Mr Chandio, the adviser to Sindh CM on information, hinted that the provincial government would not extend the Rangers’ mandate to the whole province.

“On the basis of one incident in Larkana, you [Rangers] can’t go to whole of Sindh. If you want it then the federal government, parliament and the Sindh Assembly have a role to play and with a legal and constitutional act you can take a step wherever you like,” he added.

He said there was nothing illegal or unconstitutional if the CM took guidance from the party leadership on the important issue of the Rangers’ policing powers.

In response to a recent statement given by the Rangers director general, Maj Gen Bilal Akbar, that the paramilitary force could move in any part of the province to chase criminals, he said: “He [the Rangers chief] has bona fide intention but whether Mirpurkhas, Tando Mohammad Khan and Tharparkar witness Karachi-like killings? I say, no, as such situation exists nowhere in [interior] Sindh. Karachi faces a crisis of law and order but in other cities it is altogether different.”

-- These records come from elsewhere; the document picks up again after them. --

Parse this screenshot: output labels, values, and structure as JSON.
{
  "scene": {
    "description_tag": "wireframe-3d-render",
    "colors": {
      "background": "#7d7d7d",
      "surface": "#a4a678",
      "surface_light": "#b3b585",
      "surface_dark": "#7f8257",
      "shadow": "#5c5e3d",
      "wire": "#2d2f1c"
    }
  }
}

The special powers of the Rangers authorise the paramilitary force to prevent the commission of terrorist acts, or scheduled offences, in a notified area for the punishment of terrorists in accordance with the provision of the Anti-Terrorism Act of 1997.

Chandio slams interior minister

Speaking at the press conference, Mr Chandio criticised interior minister Chaudhry Nisar for releasing to the media the letter he had written to the chief minister of Sindh. The adviser said the interior minister had sensationalised the whole matter though a delay in granting policing powers to Rangers was not unusual. “Chaudhry Nisar doesn’t take up issue at the right forum. He needs to talk to the CM instead of newspapers,” he added.

The interior minister had feared that an unnecessary delay in extension of power to the Rangers “in Sindh will not only disrupt operation against terrorists but also negatively impact the morale and performance of the civil armed forces”.“Releasing a letter after writing” was basically the job of the parties having a political agenda, he said. “This is not the rulers’ job. He is the federal interior minister and he should have showed patience because it is state’s function and there is no harm in talking to the CM.”

The adviser said that following the kidnapping of Barrister Awais Ali Shah, a son of Sindh High Court Chief Justice Sajjad Ali Shah, a baseless allegation was levelled against the home minister “by his enemies and the enemies of democracy”.

He said that those who had levelled charges publicly should apologise publicly after the recovery of Mr Shah in the Tank operation.